2.3.4 Electrospun Copper(II)oxide Fibers as Highly Sensitive and Selective Sensor for Hydrogen Sulfide Utilizing Percolation Effects
- Event
- 14th International Meeting on Chemical Sensors - IMCS 2012
2012-05-20 - 2012-05-23
Nürnberg/Nuremberg, Germany - Chapter
- 2.3 Metal Oxide-based Gas Sensors II
- Author(s)
- J. Hennemann, T. Sauerwald, C. Kohl - Institute of Applied Physics, Justus Liebig University Giessen (Germany), T. Wagner - Faculty of Science, Department of Chemistry, University of Paderborn (Germany), J. Dräger, S. Russ - Institut für Theoretische Physik, Freie Universität Berlin (Germany)
- Pages
- 197 - 200
- DOI
- 10.5162/IMCS2012/2.3.4
- ISBN
- 978-3-9813484-2-2
- Price
- free
Abstract
We propose a novel sensor for the detection of hydrogen sulfide (H2S) using a network of electrospun
copper(II)oxide (CuO) fibers.

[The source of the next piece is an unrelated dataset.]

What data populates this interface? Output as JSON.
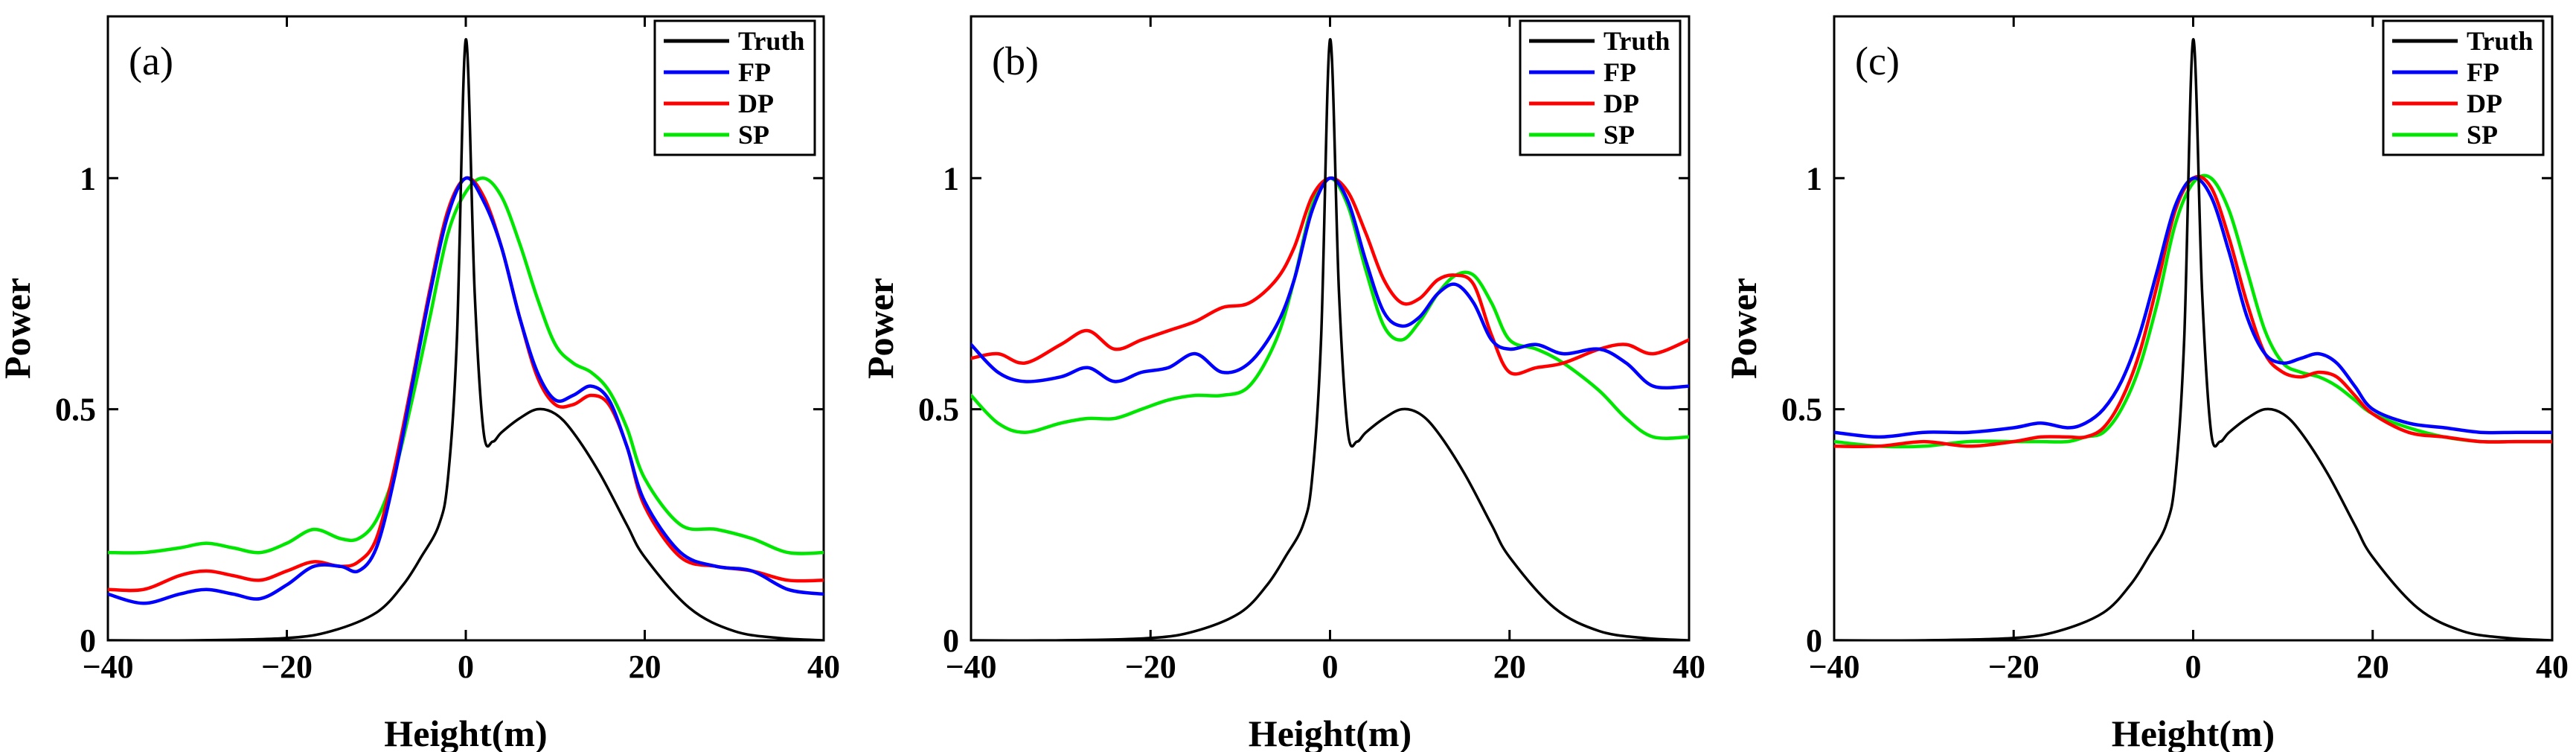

The Sensor is very sensitive to H2S with a detection limit below 0.1 ppm and exhibits no response to reducing gases like carbon monoxide, hydrogen, methane or ammonia. This selectivity to H2S is advantageous in highly contaminated gas samples e.g. in biogas reactors. These properties are due to an unique sensor mechanism based on a reversible phase transition of p-type CuO to degenerated p-type copper sulfide (CuS) in the vicinity of the surface. At a temperature of 160°C the sensor shows a steep increase of conductance after a time span tc , which depends on the offered H2S concentration. We investigated this mechanism by using a CuO thin film as a model sensor and interpret the result in a framework of percolation theory. For regeneration the sensor has to be heated up to 350°C to convert the CuS back into CuO.